If I remember correctly, Scotty showed off this stuff in Star Trek IV (The Journey Home)...
It's about time someone got it right!! So we're only about 20 years behind... o well
CoyboyNeal is God
well, if they made the jello though but not hard, it would reflect the bullets. not that bad.
actually, the term "overpopulation" is a reference to the ratio of people to natural resources, not a direct ratio of people to land area. The reason that Manhattan and other places not in the third world are not refered to as overpopulated is due to the fact that in comparison, the vast majority of people in Manhattan eat every day, at least once. Don't get me wrong, I live in Manhattan and am completely aware of the homeless situation, but the magority of people are not starving to death. And even in the "overpopulated third world" it is not the entire county that is lacking natural resouces (most of the time) but isolated areas were people are starving.
Logan ~~Nothing Nothing, Tralala?
>> even billions if the practice really takes off
>> in the overpopulated 3rd world
>
> Why is it that the 3rd world is always thought
> of as "overpopulated"?
Overpopulated in the sense that they don't keep up with food production. That is more a government issue, though, as in too much government.

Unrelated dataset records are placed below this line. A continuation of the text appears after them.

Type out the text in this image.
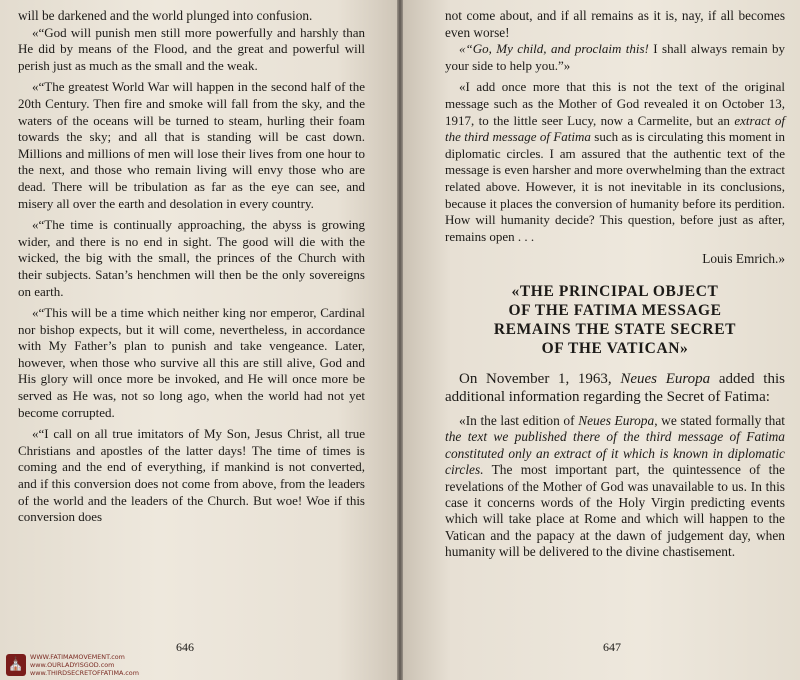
will be darkened and the world plunged into confusion.

«“God will punish men still more powerfully and harshly than He did by means of the Flood, and the great and powerful will perish just as much as the small and the weak.

«“The greatest World War will happen in the second half of the 20th Century. Then fire and smoke will fall from the sky, and the waters of the oceans will be turned to steam, hurling their foam towards the sky; and all that is standing will be cast down. Millions and millions of men will lose their lives from one hour to the next, and those who remain living will envy those who are dead. There will be tribulation as far as the eye can see, and misery all over the earth and desolation in every country.

«“The time is continually approaching, the abyss is growing wider, and there is no end in sight. The good will die with the wicked, the big with the small, the princes of the Church with their subjects. Satan’s henchmen will then be the only sovereigns on earth.

«“This will be a time which neither king nor emperor, Cardinal nor bishop expects, but it will come, nevertheless, in accordance with My Father’s plan to punish and take vengeance. Later, however, when those who survive all this are still alive, God and His glory will once more be invoked, and He will once more be served as He was, not so long ago, when the world had not yet become corrupted.

«“I call on all true imitators of My Son, Jesus Christ, all true Christians and apostles of the latter days! The time of times is coming and the end of everything, if mankind is not converted, and if this conversion does not come from above, from the leaders of the world and the leaders of the Church. But woe! Woe if this conversion does

646
⛪ WWW.FATIMAMOVEMENT.com
www.OURLADYISGOD.com
www.THIRDSECRETOFFATIMA.com

not come about, and if all remains as it is, nay, if all becomes even worse!

«“Go, My child, and proclaim this! I shall always remain by your side to help you.”»

«I add once more that this is not the text of the original message such as the Mother of God revealed it on October 13, 1917, to the little seer Lucy, now a Carmelite, but an extract of the third message of Fatima such as is circulating this moment in diplomatic circles. I am assured that the authentic text of the message is even harsher and more overwhelming than the extract related above. However, it is not inevitable in its conclusions, because it places the conversion of humanity before its perdition. How will humanity decide? This question, before just as after, remains open . . .

Louis Emrich.»

«THE PRINCIPAL OBJECT
OF THE FATIMA MESSAGE
REMAINS THE STATE SECRET
OF THE VATICAN»

On November 1, 1963, Neues Europa added this additional information regarding the Secret of Fatima:

«In the last edition of Neues Europa, we stated formally that the text we published there of the third message of Fatima constituted only an extract of it which is known in diplomatic circles. The most important part, the quintessence of the revelations of the Mother of God was unavailable to us. In this case it concerns words of the Holy Virgin predicting events which will take place at Rome and which will happen to the Vatican and the papacy at the dawn of judgement day, when humanity will be delivered to the divine chastisement.

647
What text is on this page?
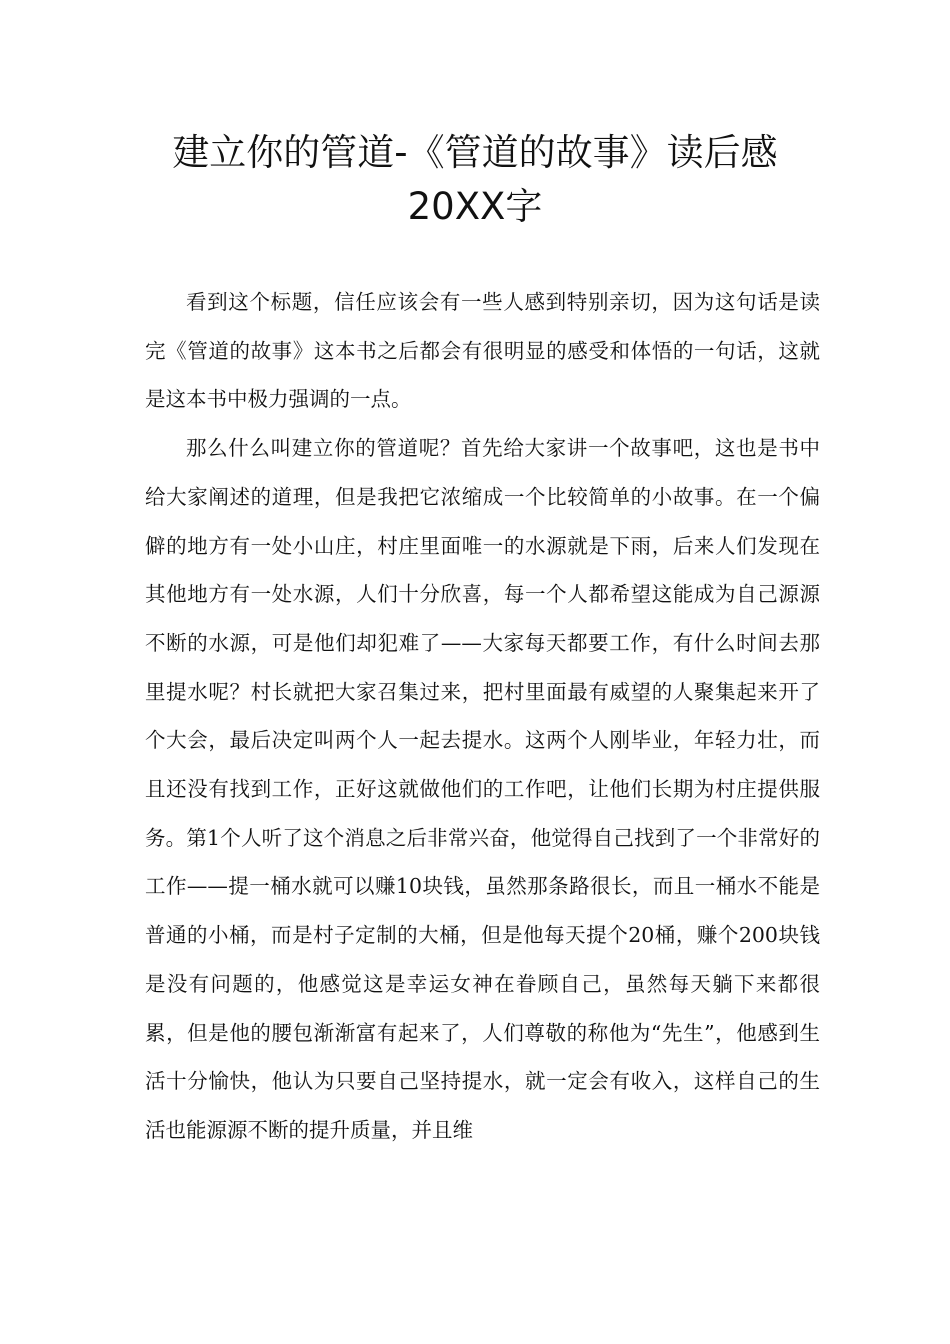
建立你的管道-《管道的故事》读后感
20XX字

看到这个标题，信任应该会有一些人感到特别亲切，因为这句话是读完《管道的故事》这本书之后都会有很明显的感受和体悟的一句话，这就是这本书中极力强调的一点。

那么什么叫建立你的管道呢？首先给大家讲一个故事吧，这也是书中给大家阐述的道理，但是我把它浓缩成一个比较简单的小故事。在一个偏僻的地方有一处小山庄，村庄里面唯一的水源就是下雨，后来人们发现在其他地方有一处水源，人们十分欣喜，每一个人都希望这能成为自己源源不断的水源，可是他们却犯难了——大家每天都要工作，有什么时间去那里提水呢？村长就把大家召集过来，把村里面最有威望的人聚集起来开了个大会，最后决定叫两个人一起去提水。这两个人刚毕业，年轻力壮，而且还没有找到工作，正好这就做他们的工作吧，让他们长期为村庄提供服务。第1个人听了这个消息之后非常兴奋，他觉得自己找到了一个非常好的工作——提一桶水就可以赚10块钱，虽然那条路很长，而且一桶水不能是普通的小桶，而是村子定制的大桶，但是他每天提个20桶，赚个200块钱是没有问题的，他感觉这是幸运女神在眷顾自己，虽然每天躺下来都很累，但是他的腰包渐渐富有起来了，人们尊敬的称他为“先生”，他感到生活十分愉快，他认为只要自己坚持提水，就一定会有收入，这样自己的生活也能源源不断的提升质量，并且维
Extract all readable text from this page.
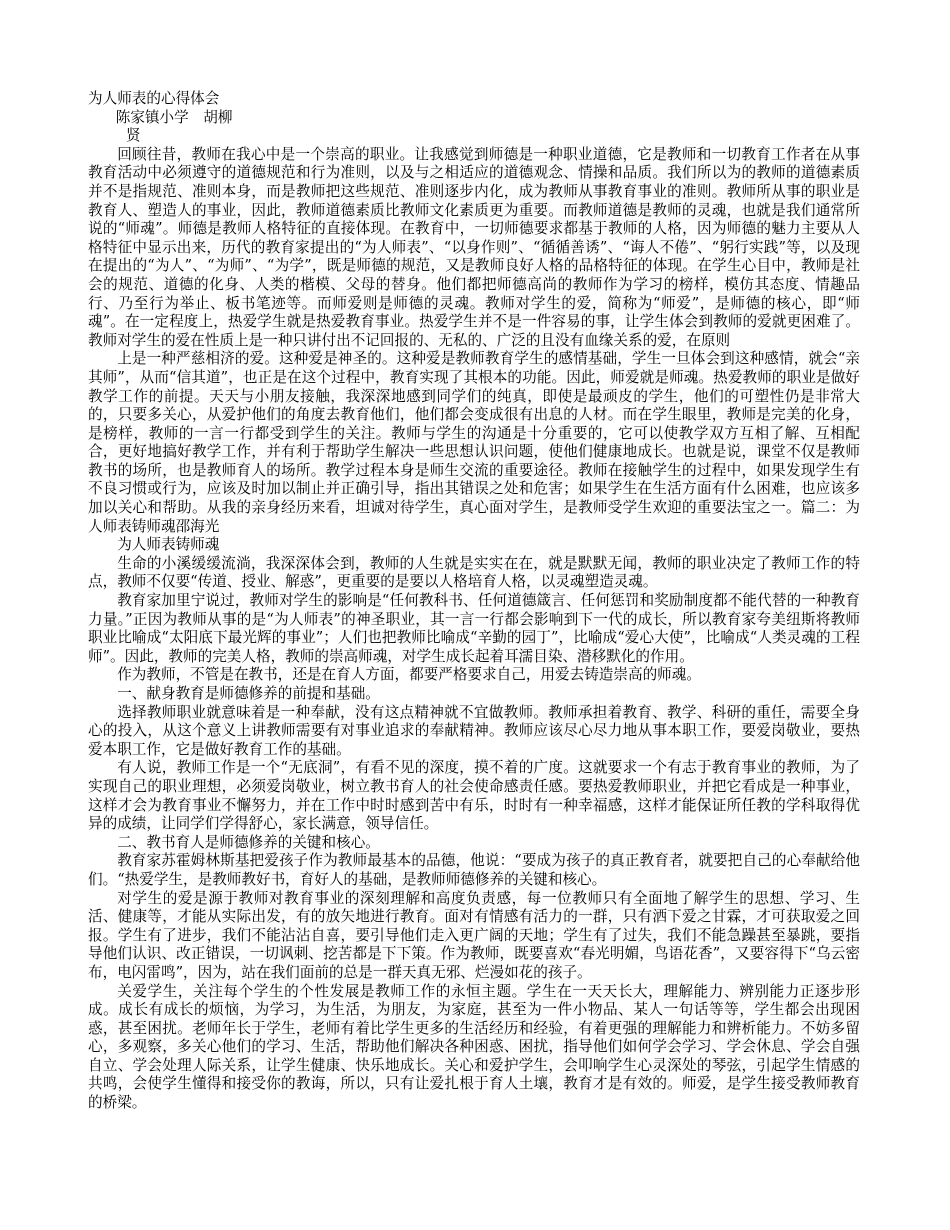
为人师表的心得体会

陈家镇小学　胡柳

贤

回顾往昔，教师在我心中是一个崇高的职业。让我感觉到师德是一种职业道德，它是教师和一切教育工作者在从事教育活动中必须遵守的道德规范和行为准则，以及与之相适应的道德观念、情操和品质。我们所以为的教师的道德素质并不是指规范、准则本身，而是教师把这些规范、准则逐步内化，成为教师从事教育事业的准则。教师所从事的职业是教育人、塑造人的事业，因此，教师道德素质比教师文化素质更为重要。而教师道德是教师的灵魂，也就是我们通常所说的“师魂”。师德是教师人格特征的直接体现。在教育中，一切师德要求都基于教师的人格，因为师德的魅力主要从人格特征中显示出来，历代的教育家提出的“为人师表”、“以身作则”、“循循善诱”、“诲人不倦”、“躬行实践”等，以及现在提出的“为人”、“为师”、“为学”，既是师德的规范，又是教师良好人格的品格特征的体现。在学生心目中，教师是社会的规范、道德的化身、人类的楷模、父母的替身。他们都把师德高尚的教师作为学习的榜样，模仿其态度、情趣品行、乃至行为举止、板书笔迹等。而师爱则是师德的灵魂。教师对学生的爱，简称为“师爱”，是师德的核心，即“师魂”。在一定程度上，热爱学生就是热爱教育事业。热爱学生并不是一件容易的事，让学生体会到教师的爱就更困难了。教师对学生的爱在性质上是一种只讲付出不记回报的、无私的、广泛的且没有血缘关系的爱，在原则

上是一种严慈相济的爱。这种爱是神圣的。这种爱是教师教育学生的感情基础，学生一旦体会到这种感情，就会“亲其师”，从而“信其道”，也正是在这个过程中，教育实现了其根本的功能。因此，师爱就是师魂。热爱教师的职业是做好教学工作的前提。天天与小朋友接触，我深深地感到同学们的纯真，即使是最顽皮的学生，他们的可塑性仍是非常大的，只要多关心，从爱护他们的角度去教育他们，他们都会变成很有出息的人材。而在学生眼里，教师是完美的化身，是榜样，教师的一言一行都受到学生的关注。教师与学生的沟通是十分重要的，它可以使教学双方互相了解、互相配合，更好地搞好教学工作，并有利于帮助学生解决一些思想认识问题，使他们健康地成长。也就是说，课堂不仅是教师教书的场所，也是教师育人的场所。教学过程本身是师生交流的重要途径。教师在接触学生的过程中，如果发现学生有不良习惯或行为，应该及时加以制止并正确引导，指出其错误之处和危害；如果学生在生活方面有什么困难，也应该多加以关心和帮助。从我的亲身经历来看，坦诚对待学生，真心面对学生，是教师受学生欢迎的重要法宝之一。篇二：为人师表铸师魂邵海光

为人师表铸师魂

生命的小溪缓缓流淌，我深深体会到，教师的人生就是实实在在，就是默默无闻，教师的职业决定了教师工作的特点，教师不仅要“传道、授业、解惑”，更重要的是要以人格培育人格，以灵魂塑造灵魂。

教育家加里宁说过，教师对学生的影响是“任何教科书、任何道德箴言、任何惩罚和奖励制度都不能代替的一种教育力量。”正因为教师从事的是“为人师表”的神圣职业，其一言一行都会影响到下一代的成长，所以教育家夸美纽斯将教师职业比喻成“太阳底下最光辉的事业”；人们也把教师比喻成“辛勤的园丁”，比喻成“爱心大使”，比喻成“人类灵魂的工程师”。因此，教师的完美人格，教师的崇高师魂，对学生成长起着耳濡目染、潜移默化的作用。

作为教师，不管是在教书，还是在育人方面，都要严格要求自己，用爱去铸造崇高的师魂。

一、献身教育是师德修养的前提和基础。

选择教师职业就意味着是一种奉献，没有这点精神就不宜做教师。教师承担着教育、教学、科研的重任，需要全身心的投入，从这个意义上讲教师需要有对事业追求的奉献精神。教师应该尽心尽力地从事本职工作，要爱岗敬业，要热爱本职工作，它是做好教育工作的基础。

有人说，教师工作是一个“无底洞”，有看不见的深度，摸不着的广度。这就要求一个有志于教育事业的教师，为了实现自己的职业理想，必须爱岗敬业，树立教书育人的社会使命感责任感。要热爱教师职业，并把它看成是一种事业，这样才会为教育事业不懈努力，并在工作中时时感到苦中有乐，时时有一种幸福感，这样才能保证所任教的学科取得优异的成绩，让同学们学得舒心，家长满意，领导信任。

二、教书育人是师德修养的关键和核心。

教育家苏霍姆林斯基把爱孩子作为教师最基本的品德，他说：“要成为孩子的真正教育者，就要把自己的心奉献给他们。“热爱学生，是教师教好书，育好人的基础，是教师师德修养的关键和核心。

对学生的爱是源于教师对教育事业的深刻理解和高度负责感，每一位教师只有全面地了解学生的思想、学习、生活、健康等，才能从实际出发，有的放矢地进行教育。面对有情感有活力的一群，只有洒下爱之甘霖，才可获取爱之回报。学生有了进步，我们不能沾沾自喜，要引导他们走入更广阔的天地；学生有了过失，我们不能急躁甚至暴跳，要指导他们认识、改正错误，一切讽刺、挖苦都是下下策。作为教师，既要喜欢“春光明媚，鸟语花香”，又要容得下“乌云密布，电闪雷鸣”，因为，站在我们面前的总是一群天真无邪、烂漫如花的孩子。

关爱学生，关注每个学生的个性发展是教师工作的永恒主题。学生在一天天长大，理解能力、辨别能力正逐步形成。成长有成长的烦恼，为学习，为生活，为朋友，为家庭，甚至为一件小物品、某人一句话等等，学生都会出现困惑，甚至困扰。老师年长于学生，老师有着比学生更多的生活经历和经验，有着更强的理解能力和辨析能力。不妨多留心，多观察，多关心他们的学习、生活，帮助他们解决各种困惑、困扰，指导他们如何学会学习、学会休息、学会自强自立、学会处理人际关系，让学生健康、快乐地成长。关心和爱护学生，会叩响学生心灵深处的琴弦，引起学生情感的共鸣，会使学生懂得和接受你的教诲，所以，只有让爱扎根于育人土壤，教育才是有效的。师爱，是学生接受教师教育的桥梁。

> Is the problem really too many brown people?
Absolutely not. There aren't enough people on the planet, the more the better. Just keep a strongarm government that "knows what's best" out of it.
"All representatives are busy. The estimated hold time is one..hundred..sixty..four..minutes." Detroit Edison, 02/01/02
At least AFAICS, the age of Genesis -- which depicts a barbaric semi-neolithic nomadic tribe roaming the deserts of the Middle East, making up stories about how their God requires them to bash in the heads of all the *other* barbaric semi-neolithic tribes, nomadic or not, that they meet (ironically, one of the earliest parallels to the Master Race teachings of the Nazis; OK, so call Godwin on me if you want) -- I'd say that age qualifies pretty damn well to be called "dark".